En janvier 2003, Rumsfeld avait traité l’Allemagne et la France de « vieille Europe » (par opposition à la nouvelle Europe incarnée par des pays comme la Pologne), simplement parce que Paris et Berlin refusaient de soutenir le projet américain d’invasion militaire de l’Irak. Les faits ont donné raison à la vieille Europe mais Washington n’a jamais présenté ses excuses à ses vieux alliés après que le désastre en Mésopotamie fut devenu évident.
S’il arrive au président des États-Unis de rudoyer les Européens, les torts sont il est vrai souvent partagés. Cela fait plus de dix ans que Trump réclame des Européens membres de l’Otan d’augmenter leurs budgets de défense. Il a fallu l’agression russe contre l’Ukraine de février 2022 pour que les Européens se mettent enfin à se réveiller. Les Européens auraient mieux fait d’écouter Trump à son premier avertissement et de construire dès ce moment-là une industrie de défense européenne conséquente. Ils ne l’ont pas fait et, dans la panique, se sont précipités en 2022 pour acheter des armes… américaines.
Si les Européens ne se sont pas montrés capables de créer l’économie de la connaissance qu’ils avaient promise lors de leur Sommet européen de Lisbonne en 2000, ils ne peuvent s’en prendre qu’à eux-mêmes. Même chose pour les marchés financiers. Le marché financier américain est infiniment plus profond que les marchés financiers européens. Ces derniers se présentent aux investisseurs planétaires en ordre dispersé, et avec des contraintes beaucoup plus nombreuses qu’aux États-Unis. Voici pourquoi la République américaine attire actuellement la moitié de tous les investissements internationaux.
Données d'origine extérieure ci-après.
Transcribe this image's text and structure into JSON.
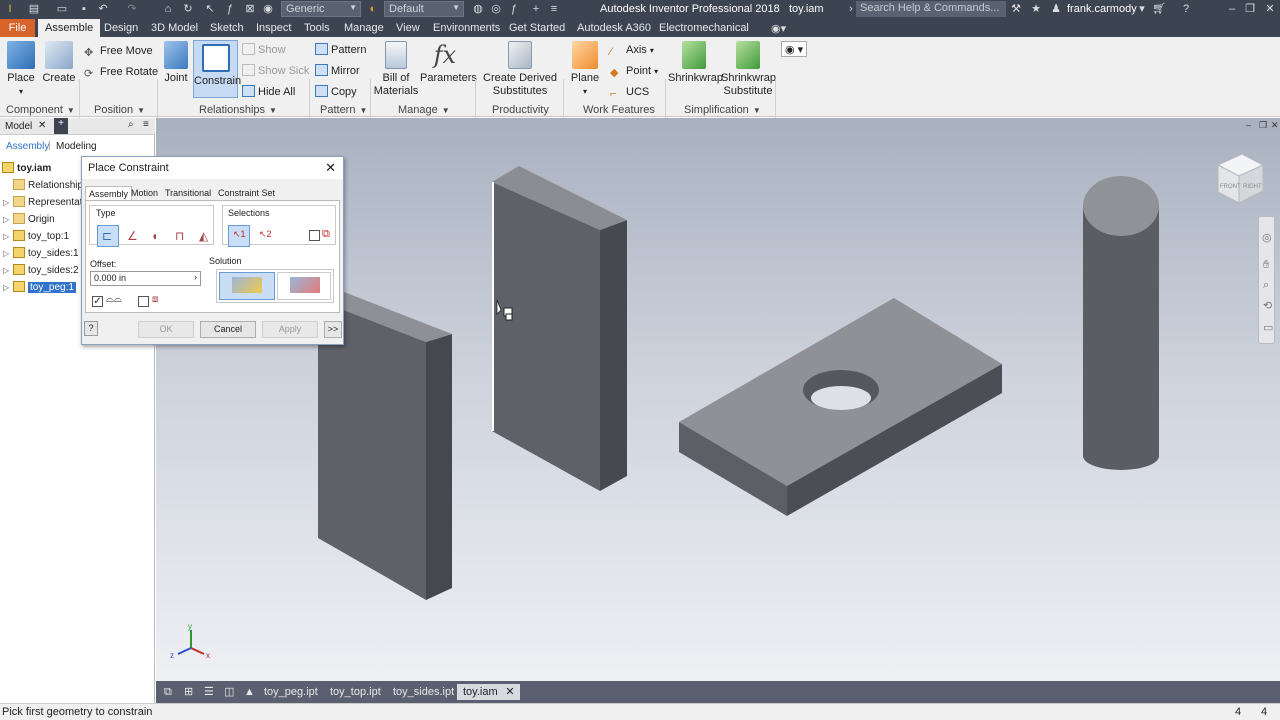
{
  "titlebar": {
    "title": "Autodesk Inventor Professional 2018",
    "file": "toy.iam",
    "material": "Generic",
    "appearance": "Default",
    "search_placeholder": "Search Help & Commands...",
    "user": "frank.carmody"
  },
  "menu": {
    "file": "File",
    "tabs": [
      "Assemble",
      "Design",
      "3D Model",
      "Sketch",
      "Inspect",
      "Tools",
      "Manage",
      "View",
      "Environments",
      "Get Started",
      "Autodesk A360",
      "Electromechanical"
    ]
  },
  "ribbon": {
    "component": {
      "place": "Place",
      "create": "Create",
      "group": "Component"
    },
    "position": {
      "free_move": "Free Move",
      "free_rotate": "Free Rotate",
      "group": "Position"
    },
    "relationships": {
      "joint": "Joint",
      "constrain": "Constrain",
      "show": "Show",
      "show_sick": "Show Sick",
      "hide_all": "Hide All",
      "group": "Relationships"
    },
    "pattern": {
      "pattern": "Pattern",
      "mirror": "Mirror",
      "copy": "Copy",
      "group": "Pattern"
    },
    "manage": {
      "bom_line1": "Bill of",
      "bom_line2": "Materials",
      "parameters": "Parameters",
      "group": "Manage"
    },
    "productivity": {
      "line1": "Create Derived",
      "line2": "Substitutes",
      "group": "Productivity"
    },
    "work_features": {
      "plane": "Plane",
      "axis": "Axis",
      "point": "Point",
      "ucs": "UCS",
      "group": "Work Features"
    },
    "simplification": {
      "shrinkwrap": "Shrinkwrap",
      "sw_sub_line1": "Shrinkwrap",
      "sw_sub_line2": "Substitute",
      "group": "Simplification"
    }
  },
  "browser": {
    "title": "Model",
    "tab_assembly": "Assembly",
    "tab_modeling": "Modeling",
    "root": "toy.iam",
    "items": [
      "Relationships",
      "Representations",
      "Origin",
      "toy_top:1",
      "toy_sides:1",
      "toy_sides:2",
      "toy_peg:1"
    ]
  },
  "dialog": {
    "title": "Place Constraint",
    "tabs": [
      "Assembly",
      "Motion",
      "Transitional",
      "Constraint Set"
    ],
    "type_label": "Type",
    "selections_label": "Selections",
    "sel1": "1",
    "sel2": "2",
    "offset_label": "Offset:",
    "offset_value": "0.000 in",
    "solution_label": "Solution",
    "ok": "OK",
    "cancel": "Cancel",
    "apply": "Apply",
    "more": ">>"
  },
  "viewport": {
    "viewcube_front": "FRONT",
    "viewcube_right": "RIGHT",
    "axis_x": "x",
    "axis_y": "y",
    "axis_z": "z"
  },
  "doc_tabs": [
    "toy_peg.ipt",
    "toy_top.ipt",
    "toy_sides.ipt",
    "toy.iam"
  ],
  "status": {
    "prompt": "Pick first geometry to constrain",
    "count1": "4",
    "count2": "4"
  },
  "colors": {
    "file_tab": "#d8632b",
    "selection": "#3072c9",
    "titlebar": "#3c4452"
  }
}
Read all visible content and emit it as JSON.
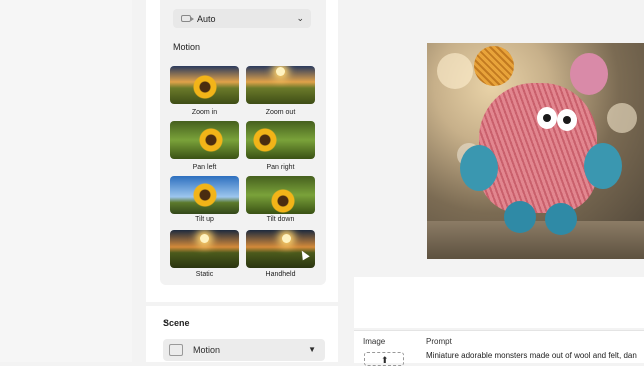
{
  "video_settings": {
    "camera_select_value": "Auto"
  },
  "motion": {
    "title": "Motion",
    "options": [
      {
        "label": "Zoom in"
      },
      {
        "label": "Zoom out"
      },
      {
        "label": "Pan left"
      },
      {
        "label": "Pan right"
      },
      {
        "label": "Tilt up"
      },
      {
        "label": "Tilt down"
      },
      {
        "label": "Static"
      },
      {
        "label": "Handheld"
      }
    ]
  },
  "scene": {
    "title": "Scene",
    "select_value": "Motion"
  },
  "bottom_bar": {
    "image_label": "Image",
    "prompt_label": "Prompt",
    "prompt_text": "Miniature adorable monsters made out of wool and felt, dan"
  },
  "icons": {
    "camera": "video-camera-icon",
    "chevron": "chevron-down-icon",
    "upload": "upload-icon"
  }
}
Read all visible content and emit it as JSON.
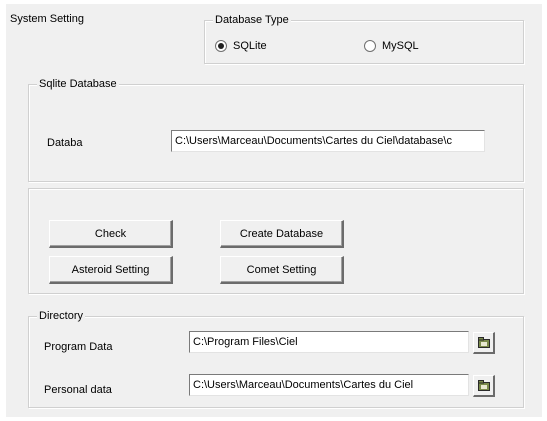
{
  "tab": {
    "title": "System Setting"
  },
  "database_type": {
    "legend": "Database Type",
    "options": [
      {
        "label": "SQLite",
        "selected": true
      },
      {
        "label": "MySQL",
        "selected": false
      }
    ]
  },
  "sqlite_database": {
    "legend": "Sqlite Database",
    "label": "Databa",
    "value": "C:\\Users\\Marceau\\Documents\\Cartes du Ciel\\database\\c"
  },
  "actions": {
    "check": "Check",
    "create_database": "Create Database",
    "asteroid_setting": "Asteroid Setting",
    "comet_setting": "Comet Setting"
  },
  "directory": {
    "legend": "Directory",
    "program_data_label": "Program Data",
    "program_data_value": "C:\\Program Files\\Ciel",
    "personal_data_label": "Personal data",
    "personal_data_value": "C:\\Users\\Marceau\\Documents\\Cartes du Ciel"
  },
  "icons": {
    "browse": "folder-icon"
  }
}
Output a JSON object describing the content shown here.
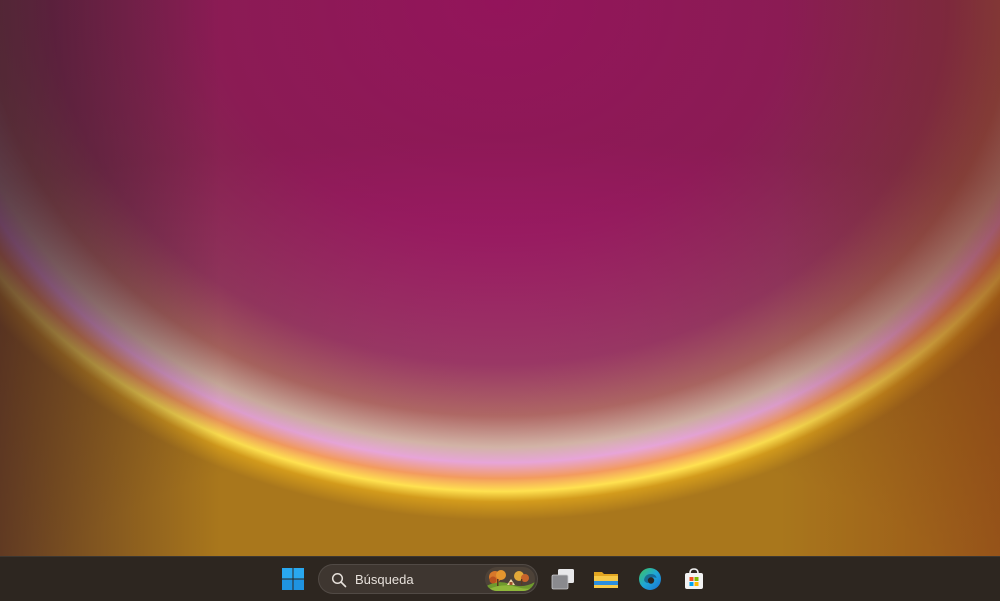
{
  "desktop": {
    "wallpaper": "bloom-sunset-wallpaper"
  },
  "taskbar": {
    "start_icon": "windows-start-icon",
    "search": {
      "placeholder": "Búsqueda",
      "icon": "search-icon",
      "highlight_icon": "autumn-landscape-icon"
    },
    "pinned": [
      {
        "name": "task-view-icon"
      },
      {
        "name": "file-explorer-icon"
      },
      {
        "name": "edge-browser-icon"
      },
      {
        "name": "microsoft-store-icon"
      }
    ]
  },
  "colors": {
    "taskbar_bg": "#2d2620",
    "windows_blue": "#29a8f0",
    "edge_blue": "#1f8de0",
    "edge_green": "#3fc45a",
    "folder_yellow": "#f4c03a"
  }
}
Face à Trump, sache, belle Europe, relever la tête ! Ne te précipite pas aux pieds de l’Amérique pour lui acheter son gaz de schiste ou ses avions de combat hors de prix ! Cela ne te servira à rien, cela ne fera que conduire les nouvelles élites « Maga » à te mépriser davantage. Tu as parfaitement les moyens humains et financiers de rattraper l’Amérique dans les industries de la santé, de la défense, de la finance. Au lieu de geindre, mets-toi au travail, fais-le ! Et Trump finira par te respecter. Comme il respecte la Chine de Xi Jinping qui, l’année dernière, a sorti une croissance de son PIB supérieure à 5 %.